Pauline avait passé à Nice l'hiver presque entier, depuis la fin d'octobre ; ses entours l'y avaient maintenue le plus qu'ils avaient pu dans une totale ignorance de ce qui se passait, sous le prétexte que sa santé ne le pourrait supporter. Ils n'avaient pu lui cacher pourtant, le 10 février, l'arrivée du Pape. Aussitôt elle avait envoyé son chambellan pour le complimenter et lui demander audience, Elle avait passé trois quarts d'heure avec lui et cette démarche, dit le préfet, fut remarquée avec une vive satisfaction.
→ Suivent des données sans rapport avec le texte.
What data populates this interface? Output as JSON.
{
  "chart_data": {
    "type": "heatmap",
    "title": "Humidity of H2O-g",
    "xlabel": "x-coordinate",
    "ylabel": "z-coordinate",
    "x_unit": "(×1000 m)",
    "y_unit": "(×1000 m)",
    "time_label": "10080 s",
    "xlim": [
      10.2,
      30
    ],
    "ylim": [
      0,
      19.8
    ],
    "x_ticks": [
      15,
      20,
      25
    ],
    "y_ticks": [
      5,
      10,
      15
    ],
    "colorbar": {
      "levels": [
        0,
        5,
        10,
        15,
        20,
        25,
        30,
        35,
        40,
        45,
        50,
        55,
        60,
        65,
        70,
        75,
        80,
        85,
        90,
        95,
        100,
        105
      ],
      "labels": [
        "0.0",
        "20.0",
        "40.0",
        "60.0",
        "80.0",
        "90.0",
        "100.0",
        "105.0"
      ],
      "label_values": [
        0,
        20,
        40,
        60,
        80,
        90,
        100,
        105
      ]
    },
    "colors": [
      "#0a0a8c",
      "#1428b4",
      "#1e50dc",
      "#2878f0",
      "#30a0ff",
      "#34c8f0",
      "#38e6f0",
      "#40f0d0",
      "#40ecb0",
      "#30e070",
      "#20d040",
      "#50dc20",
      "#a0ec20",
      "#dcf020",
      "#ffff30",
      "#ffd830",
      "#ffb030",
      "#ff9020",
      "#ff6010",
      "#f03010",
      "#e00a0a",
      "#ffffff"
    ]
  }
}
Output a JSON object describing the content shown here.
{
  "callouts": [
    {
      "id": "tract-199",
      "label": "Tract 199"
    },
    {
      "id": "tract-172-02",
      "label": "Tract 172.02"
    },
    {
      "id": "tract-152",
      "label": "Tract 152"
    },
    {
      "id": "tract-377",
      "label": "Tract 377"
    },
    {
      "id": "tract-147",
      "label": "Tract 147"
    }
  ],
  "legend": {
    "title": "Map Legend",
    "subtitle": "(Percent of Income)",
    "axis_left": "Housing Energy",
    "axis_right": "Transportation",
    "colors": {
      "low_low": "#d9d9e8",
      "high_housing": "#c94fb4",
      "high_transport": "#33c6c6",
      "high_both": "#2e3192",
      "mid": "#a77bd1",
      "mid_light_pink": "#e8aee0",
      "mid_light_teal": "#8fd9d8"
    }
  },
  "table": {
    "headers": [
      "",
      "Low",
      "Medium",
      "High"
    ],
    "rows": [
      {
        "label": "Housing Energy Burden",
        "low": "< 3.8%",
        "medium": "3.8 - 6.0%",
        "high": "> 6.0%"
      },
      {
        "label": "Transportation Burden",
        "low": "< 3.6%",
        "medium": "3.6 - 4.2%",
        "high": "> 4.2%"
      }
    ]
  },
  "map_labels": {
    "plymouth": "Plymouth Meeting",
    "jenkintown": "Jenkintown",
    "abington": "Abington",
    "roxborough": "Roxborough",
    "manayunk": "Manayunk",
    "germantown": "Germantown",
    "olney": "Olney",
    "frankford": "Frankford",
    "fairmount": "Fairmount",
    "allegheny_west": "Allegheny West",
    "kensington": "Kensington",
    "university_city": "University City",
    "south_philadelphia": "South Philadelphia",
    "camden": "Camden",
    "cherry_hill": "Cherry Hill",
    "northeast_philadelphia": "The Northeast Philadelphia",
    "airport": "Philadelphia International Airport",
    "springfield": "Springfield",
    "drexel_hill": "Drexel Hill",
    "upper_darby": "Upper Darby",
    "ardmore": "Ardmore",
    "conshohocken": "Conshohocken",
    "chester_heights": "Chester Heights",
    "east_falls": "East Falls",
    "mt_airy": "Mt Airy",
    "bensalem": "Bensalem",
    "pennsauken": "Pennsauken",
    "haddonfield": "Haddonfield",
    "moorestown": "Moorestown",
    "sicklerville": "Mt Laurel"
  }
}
Pourtant les fervents s'étonnèrent qu'il l'arrivée de Sa Sainteté, elle ne fût pas descendue pour le saluer comme la population s'y attendait. Elle réitéra pourtant sa visite et se loua chaque fois des bontés du Saint-Père.

Mlle de Quincy revint de Paris ayant fait de son mieux pour exécuter les ordres de la princesse ; mais, en même temps qu'elles arrivèrent des nouvelles de victoires : Champaubert et Montmirail. La girouette avait tourné ; tout fut changé. Pauline désapprouve ce qu'a fait la malheureuse Quincy et elle la renvoie à Paris le 28 février : Au reste, écrit-elle, dans six semaines, deux mois, je serai à Paris. Je vois bien qu'il est temps que j'y sois moi-même. Je n'ai pas du tout approuvé toutes les cachettes où l'on a enfoui tous mes objets précieux. Il fallait mettre cela avec les bijoux de la Couronne. C'était le seul parti raisonnable à prendre. Si, comme je l'espère, les victoires de l'Empereur continuent à aller de mieux en mieux, remettez tout en place. Que je n'aie pas le chagrin de voir tout en désordre. Je suis sûre que vous l'avez fait dans de bonnes intentions, mais il fallait avoir un peu plus de confiance et ne pas tant se presser.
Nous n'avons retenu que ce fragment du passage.